More than 75% of construction firms believe eco-homes will become a dominant trend in the future, and 56% believe the demands of a new generation of consumers raised in the digital age will revolutionise property requirements.
These findings are part of Smith & Williamson’s annual property and construction survey.
According to the survey, less than a quarter of respondents believe that online estate agency models will eventually replace traditional estate agents. Estate agents were even more dismissive of online models, with only 7% believing that they would replace traditional estate agents.
“With ever increasing property prices, we are beginning to see the differing demands of a younger generation, who are increasingly mobile, environmentally conscious, and able to decide where, as well as when, to settle down,” said Mark Webb, chairman of Smith & Williamson’s property and construction group.
“Developers are becoming increasingly aware that these people do not necessarily need their first home to be a house in the suburbs, but rather a place with excellent transport connections, enough internet capability to work from home, and increased built-in technology ranging from smart heating systems to being able to control the lights and security from their phone.”
The annual survey from Smith & Williamson, the accountancy, investment management, and tax group, polled over 200 respondents from the property and construction industries on topics such as business confidence, technological advancement, government policy, and access to finance, among others.
“Nearly 75% of respondents indicated that better tax incentives would aid in addressing the UK’s future energy issues.” However, we are increasingly seeing that a number of companies are unaware of the existing tax incentives available; for example, only 28% were aware of R&D tax relief and made regular claims,” said Mark Webb.
“We’ve seen an increase in the number of clients who fail to claim the full capital allowances available for certain energy-efficient equipment.” A company that is losing money can surrender these allowances in exchange for a refundable tax credit. Larger companies frequently fail to recognise the value of claiming the full 100 percent allowance in comparison to claiming the standard annual 18% or 8% writing down allowance. A company that wants to claim the 100 percent energy efficient equipment capital allowance must identify a specific model number on the product in question, but these details are frequently left out of invoices/data provided by the client/supplier. Without specialist input, it is difficult to secure the enhanced capital allowances (ECA) at a later date (when the tax return is delivered).

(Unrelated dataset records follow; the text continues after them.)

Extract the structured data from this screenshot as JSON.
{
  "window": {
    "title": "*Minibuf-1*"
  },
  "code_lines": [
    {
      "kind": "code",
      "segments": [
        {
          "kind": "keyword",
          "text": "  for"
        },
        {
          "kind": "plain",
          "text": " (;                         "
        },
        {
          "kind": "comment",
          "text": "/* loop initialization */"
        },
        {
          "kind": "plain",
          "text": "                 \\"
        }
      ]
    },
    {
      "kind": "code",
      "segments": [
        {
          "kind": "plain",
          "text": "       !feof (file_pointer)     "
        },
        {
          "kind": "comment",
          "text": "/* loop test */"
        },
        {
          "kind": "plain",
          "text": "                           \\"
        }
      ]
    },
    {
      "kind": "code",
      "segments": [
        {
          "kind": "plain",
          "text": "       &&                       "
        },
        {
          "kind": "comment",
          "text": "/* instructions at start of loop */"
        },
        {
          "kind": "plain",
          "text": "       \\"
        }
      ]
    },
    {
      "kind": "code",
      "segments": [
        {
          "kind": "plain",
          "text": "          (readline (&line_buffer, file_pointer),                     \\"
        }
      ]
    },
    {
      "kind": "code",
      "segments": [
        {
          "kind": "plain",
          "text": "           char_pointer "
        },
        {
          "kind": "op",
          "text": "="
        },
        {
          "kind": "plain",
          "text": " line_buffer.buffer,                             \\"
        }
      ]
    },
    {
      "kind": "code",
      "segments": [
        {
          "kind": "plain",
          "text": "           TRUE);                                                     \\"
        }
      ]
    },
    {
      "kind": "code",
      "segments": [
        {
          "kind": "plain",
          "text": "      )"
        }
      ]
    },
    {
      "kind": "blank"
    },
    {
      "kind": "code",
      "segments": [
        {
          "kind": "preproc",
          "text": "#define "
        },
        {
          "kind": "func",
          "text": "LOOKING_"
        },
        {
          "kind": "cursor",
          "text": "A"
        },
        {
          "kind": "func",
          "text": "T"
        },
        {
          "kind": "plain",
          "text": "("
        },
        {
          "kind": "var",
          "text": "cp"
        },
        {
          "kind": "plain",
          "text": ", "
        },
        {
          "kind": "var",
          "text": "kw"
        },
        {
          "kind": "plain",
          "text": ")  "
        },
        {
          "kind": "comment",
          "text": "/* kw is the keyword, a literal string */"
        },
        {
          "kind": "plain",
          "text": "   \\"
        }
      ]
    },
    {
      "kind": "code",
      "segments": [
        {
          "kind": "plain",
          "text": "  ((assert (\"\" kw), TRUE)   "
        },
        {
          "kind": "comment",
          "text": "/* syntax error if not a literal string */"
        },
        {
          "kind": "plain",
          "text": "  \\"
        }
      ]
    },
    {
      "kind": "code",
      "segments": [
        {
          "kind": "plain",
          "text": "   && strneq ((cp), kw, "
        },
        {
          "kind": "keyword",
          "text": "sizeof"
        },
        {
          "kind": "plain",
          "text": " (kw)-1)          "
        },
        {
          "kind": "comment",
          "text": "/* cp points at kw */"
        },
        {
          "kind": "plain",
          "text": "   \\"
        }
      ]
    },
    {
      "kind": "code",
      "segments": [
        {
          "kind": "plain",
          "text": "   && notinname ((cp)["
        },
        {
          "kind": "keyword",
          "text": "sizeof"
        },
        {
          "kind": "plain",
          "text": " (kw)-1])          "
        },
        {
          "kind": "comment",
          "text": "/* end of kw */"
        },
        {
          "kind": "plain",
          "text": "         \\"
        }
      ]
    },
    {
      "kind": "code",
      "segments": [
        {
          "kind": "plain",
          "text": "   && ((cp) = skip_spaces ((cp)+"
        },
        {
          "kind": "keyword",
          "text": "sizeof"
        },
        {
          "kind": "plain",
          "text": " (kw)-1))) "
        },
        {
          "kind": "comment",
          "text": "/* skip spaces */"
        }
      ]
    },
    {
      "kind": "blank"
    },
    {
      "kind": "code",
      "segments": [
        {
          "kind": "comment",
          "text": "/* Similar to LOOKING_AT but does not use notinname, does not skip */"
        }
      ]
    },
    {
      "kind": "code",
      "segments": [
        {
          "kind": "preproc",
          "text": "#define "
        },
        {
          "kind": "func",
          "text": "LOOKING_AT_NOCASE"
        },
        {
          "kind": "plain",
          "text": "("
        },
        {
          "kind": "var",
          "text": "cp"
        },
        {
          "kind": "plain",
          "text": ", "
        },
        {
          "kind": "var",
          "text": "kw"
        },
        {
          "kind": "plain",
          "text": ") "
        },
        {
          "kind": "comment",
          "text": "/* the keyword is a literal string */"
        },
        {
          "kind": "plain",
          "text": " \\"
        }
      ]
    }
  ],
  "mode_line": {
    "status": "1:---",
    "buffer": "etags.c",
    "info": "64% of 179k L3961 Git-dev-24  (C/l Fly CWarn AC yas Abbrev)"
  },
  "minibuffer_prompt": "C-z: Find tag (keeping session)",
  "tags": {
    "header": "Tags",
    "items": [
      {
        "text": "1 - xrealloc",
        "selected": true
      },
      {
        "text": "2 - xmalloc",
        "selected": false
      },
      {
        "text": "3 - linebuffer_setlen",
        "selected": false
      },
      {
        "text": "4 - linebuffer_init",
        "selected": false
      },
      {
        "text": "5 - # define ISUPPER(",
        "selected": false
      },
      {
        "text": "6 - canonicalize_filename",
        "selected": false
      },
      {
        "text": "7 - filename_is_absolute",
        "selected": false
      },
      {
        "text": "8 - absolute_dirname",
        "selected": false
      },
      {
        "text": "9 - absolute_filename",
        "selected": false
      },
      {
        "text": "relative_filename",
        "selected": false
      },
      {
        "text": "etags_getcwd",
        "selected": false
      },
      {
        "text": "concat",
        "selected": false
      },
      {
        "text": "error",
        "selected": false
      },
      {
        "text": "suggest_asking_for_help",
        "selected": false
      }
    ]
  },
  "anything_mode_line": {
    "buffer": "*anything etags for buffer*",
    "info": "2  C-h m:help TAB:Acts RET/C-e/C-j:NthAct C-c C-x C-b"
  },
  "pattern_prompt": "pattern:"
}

“HMRC has recently launched a consultation in an attempt to reform the business energy efficiency tax landscape.” A critical issue to address is the cost of going green; the initial unit cost of the base products remains extremely high. Because it is so expensive, many businesses ignore the benefits, regardless of the tax incentives.”
“The items that can be claimed are listed on the Energy Technology List.” However, it is constantly updated to include the most recent product variations. While this is a commendable effort to keep things current, we have heard anecdotally that it can result in products that are only a few years old being removed, leaving manufacturers with little incentive to refine the product, potentially lowering unit cost. Allowing products to remain on the list for longer periods of time may encourage manufacturers to develop more cost-effective methods of producing these energy-efficient items, which may then encourage developers to include these more cost-effective items.”
According to the survey, business confidence is increasing; belief in commercial property over the next 12 months was nearly equal to belief in residential property over the same timeframe, at 72 percent and 75 percent, respectively.
However, for the first time in the survey’s history, Central London is not the top reason for optimism, with property experts five percentage points more optimistic about Greater London delivering investment returns than the centre. Demand for prime Central London real estate has declined primarily as a result of changes to SDLT and continued planning restrictions, with many respondents increasingly encouraged by the prospect of development in Greater London.